BST issued its own statement on the incident:
“BST provided notification to individuals out of an abundance of caution, including furnishing those who may have been impacted with identity monitoring at no cost. We deeply regret any inconvenience to those who may have been affected,” BST said in a statement. “Unfortunately, data security incidents have become increasingly common and are impacting organizations both large and small, public and private. We are committed to ensuring the security of all data under our care, and encourage all to remain vigilant about the growing occurrence of cyber threats.”
The letter to patients didn’t indicate how many may have been affected, whether it was a ransomware attack in which the attacker demands a payment in return for unlocking files, and if so, how much was sought and whether it was paid. It also didn’t say whether the virus spread to Community Care’s own computers. And a spokesman for BST, Mark Bardack of Ed Lewi Associates, declined to address those questions.
However, the online posting by Maze suggests it likely was a ransomware attack. BST, in its notice about the event, said that some of its other clients may also have been affected by the breach, although it didn’t say how many.
BST is the Capital Region’s fifth-largest accounting firm ranked by number of certified public accountants, with 40 on its staff, according to the Albany Business Review’s Book of Lists.
Community Care Physicians, meanwhile, is the third-largest physician practice group in the Capital Region, according to the Book of Lists, with 275 local physicians and nearly 1.49 million patient visits in 2018.
And it didn’t say whether law enforcement agencies had been notified. A spokeswoman for the FBI in Albany said it wouldn’t “confirm or deny” an investigation.
Callow said that, so far, few offenders have been punished. “In the U.S., the conviction rate for cybercrime is about 0.5%,” he said. “These groups are making billions in some cases.”
And he questioned why BST took so long to notify victims.
Several other attacks on computer systems have occurred in the Capital Region in recent months.
Earlier: Ransomware attacks airport authority’s servers
Colonie’s computer system down after cyber attack
Albany’s repair cost after ransomware attack: $300,000
The town of Colonie experienced a ransomware attack in January, while the Albany County Airport Authority’s computer services provider, LogicalNet, was attacked in late December. The virus spread to the airport’s computers. The airport authority ultimately paid $25,000 of the ransom, which it described as “under six figures,” while its insurance company covered the rest. The airport authority plans to seek reimbursement from LogicalNet, whose contract with the authority had included computer security.

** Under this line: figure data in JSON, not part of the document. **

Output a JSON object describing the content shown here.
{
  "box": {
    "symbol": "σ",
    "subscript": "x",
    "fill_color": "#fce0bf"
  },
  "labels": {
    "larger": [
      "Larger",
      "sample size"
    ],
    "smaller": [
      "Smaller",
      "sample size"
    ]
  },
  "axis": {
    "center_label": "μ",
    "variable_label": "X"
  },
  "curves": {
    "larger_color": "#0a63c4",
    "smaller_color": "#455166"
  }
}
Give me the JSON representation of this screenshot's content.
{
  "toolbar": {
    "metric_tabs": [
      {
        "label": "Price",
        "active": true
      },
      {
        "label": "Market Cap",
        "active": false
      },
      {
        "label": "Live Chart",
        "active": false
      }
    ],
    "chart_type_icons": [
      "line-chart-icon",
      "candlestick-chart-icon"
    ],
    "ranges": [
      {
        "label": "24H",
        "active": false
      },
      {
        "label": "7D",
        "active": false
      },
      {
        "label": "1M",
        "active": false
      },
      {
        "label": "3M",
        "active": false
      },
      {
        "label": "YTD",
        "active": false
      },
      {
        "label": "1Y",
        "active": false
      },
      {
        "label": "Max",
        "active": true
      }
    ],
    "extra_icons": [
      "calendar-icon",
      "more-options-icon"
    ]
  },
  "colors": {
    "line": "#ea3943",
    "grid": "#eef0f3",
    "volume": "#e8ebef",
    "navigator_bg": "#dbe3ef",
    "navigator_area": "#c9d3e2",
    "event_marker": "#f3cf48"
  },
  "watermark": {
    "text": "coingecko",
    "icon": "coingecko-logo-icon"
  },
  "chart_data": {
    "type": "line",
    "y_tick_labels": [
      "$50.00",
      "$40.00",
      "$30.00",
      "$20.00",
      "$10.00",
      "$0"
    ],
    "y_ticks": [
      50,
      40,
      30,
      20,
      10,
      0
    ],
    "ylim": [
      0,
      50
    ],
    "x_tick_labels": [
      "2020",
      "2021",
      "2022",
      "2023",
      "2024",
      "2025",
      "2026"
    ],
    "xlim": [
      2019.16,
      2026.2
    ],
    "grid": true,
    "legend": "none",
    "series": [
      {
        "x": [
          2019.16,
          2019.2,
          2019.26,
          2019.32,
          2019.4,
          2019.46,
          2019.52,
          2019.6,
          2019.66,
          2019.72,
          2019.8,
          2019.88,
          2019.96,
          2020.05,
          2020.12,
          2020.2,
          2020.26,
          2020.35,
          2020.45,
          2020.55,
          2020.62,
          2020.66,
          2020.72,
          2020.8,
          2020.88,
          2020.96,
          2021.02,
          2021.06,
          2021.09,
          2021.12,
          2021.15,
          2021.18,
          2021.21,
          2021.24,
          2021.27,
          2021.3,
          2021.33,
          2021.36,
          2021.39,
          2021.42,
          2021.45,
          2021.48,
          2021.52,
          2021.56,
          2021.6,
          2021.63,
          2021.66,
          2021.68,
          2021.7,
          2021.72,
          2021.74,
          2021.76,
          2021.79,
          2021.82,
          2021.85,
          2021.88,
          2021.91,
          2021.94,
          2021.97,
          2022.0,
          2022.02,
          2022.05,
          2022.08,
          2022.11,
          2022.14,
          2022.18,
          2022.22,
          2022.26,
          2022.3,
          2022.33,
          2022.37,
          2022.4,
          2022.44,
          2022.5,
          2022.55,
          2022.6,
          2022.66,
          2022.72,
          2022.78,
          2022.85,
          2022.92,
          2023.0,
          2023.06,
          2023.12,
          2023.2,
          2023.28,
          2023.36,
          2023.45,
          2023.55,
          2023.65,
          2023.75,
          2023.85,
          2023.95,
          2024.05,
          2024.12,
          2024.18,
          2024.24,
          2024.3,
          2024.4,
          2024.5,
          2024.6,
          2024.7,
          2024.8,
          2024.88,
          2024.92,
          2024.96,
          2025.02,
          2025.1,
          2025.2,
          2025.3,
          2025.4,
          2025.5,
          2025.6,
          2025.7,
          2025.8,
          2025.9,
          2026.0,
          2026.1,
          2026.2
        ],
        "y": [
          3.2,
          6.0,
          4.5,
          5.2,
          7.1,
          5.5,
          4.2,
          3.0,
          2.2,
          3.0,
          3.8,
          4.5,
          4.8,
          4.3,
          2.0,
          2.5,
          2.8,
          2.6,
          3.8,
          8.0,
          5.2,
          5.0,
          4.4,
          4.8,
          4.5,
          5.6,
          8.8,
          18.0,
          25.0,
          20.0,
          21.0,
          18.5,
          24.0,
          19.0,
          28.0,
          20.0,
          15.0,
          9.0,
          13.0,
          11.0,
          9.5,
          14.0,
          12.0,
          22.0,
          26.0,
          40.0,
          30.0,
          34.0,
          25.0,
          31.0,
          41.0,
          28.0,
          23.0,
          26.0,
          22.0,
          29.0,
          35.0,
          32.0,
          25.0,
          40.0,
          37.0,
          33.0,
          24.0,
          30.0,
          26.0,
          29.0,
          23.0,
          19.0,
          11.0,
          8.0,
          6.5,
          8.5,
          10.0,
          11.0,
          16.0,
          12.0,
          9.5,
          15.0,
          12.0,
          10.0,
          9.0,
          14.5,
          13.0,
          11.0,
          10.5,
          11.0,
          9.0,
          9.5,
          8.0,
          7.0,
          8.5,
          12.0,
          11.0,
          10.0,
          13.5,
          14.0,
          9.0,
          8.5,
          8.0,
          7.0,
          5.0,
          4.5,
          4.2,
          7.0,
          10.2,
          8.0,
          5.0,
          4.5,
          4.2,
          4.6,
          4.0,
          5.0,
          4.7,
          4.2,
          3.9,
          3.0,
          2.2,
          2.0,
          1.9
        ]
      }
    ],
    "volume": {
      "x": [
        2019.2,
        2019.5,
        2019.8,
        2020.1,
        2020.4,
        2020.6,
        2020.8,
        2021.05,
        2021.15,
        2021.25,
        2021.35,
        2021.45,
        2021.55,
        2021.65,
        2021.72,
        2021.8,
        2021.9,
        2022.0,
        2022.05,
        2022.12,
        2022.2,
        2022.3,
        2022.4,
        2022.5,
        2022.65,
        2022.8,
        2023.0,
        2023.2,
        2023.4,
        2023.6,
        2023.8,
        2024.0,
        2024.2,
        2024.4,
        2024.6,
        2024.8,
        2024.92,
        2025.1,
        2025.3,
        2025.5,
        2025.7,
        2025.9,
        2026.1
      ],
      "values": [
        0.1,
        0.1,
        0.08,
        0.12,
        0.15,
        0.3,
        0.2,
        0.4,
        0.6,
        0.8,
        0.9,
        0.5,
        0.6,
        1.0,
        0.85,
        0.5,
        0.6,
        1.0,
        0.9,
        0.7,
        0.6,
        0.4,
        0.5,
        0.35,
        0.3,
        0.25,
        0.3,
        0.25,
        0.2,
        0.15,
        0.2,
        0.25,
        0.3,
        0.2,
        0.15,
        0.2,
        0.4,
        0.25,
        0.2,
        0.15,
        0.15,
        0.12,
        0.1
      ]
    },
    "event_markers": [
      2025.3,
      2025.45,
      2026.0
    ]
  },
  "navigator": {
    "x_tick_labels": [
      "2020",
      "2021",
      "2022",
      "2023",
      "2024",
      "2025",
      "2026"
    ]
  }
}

Ars Technica reported another ransomware ring, REvil/Sodinokibi, also has threatened to go public with data if victims don’t pay. One recent victim was currency exchange and travelers’ financial services provider Travelex. That ring may also have been behind the Albany County Airport Authority attack. Airport operations weren’t affected, and the attack didn’t spread to other systems operated by the Federal Aviation Administration, the airlines, or the Transportation Security Administration.
The city of Albany’s computer system suffered a ransomware attack last March, and the city paid $300,000 for new computers and other expenses. The city did not pay a ransom.
Colonie expects to have its computers back in operation this month, but it is unclear if the town paid a ransom.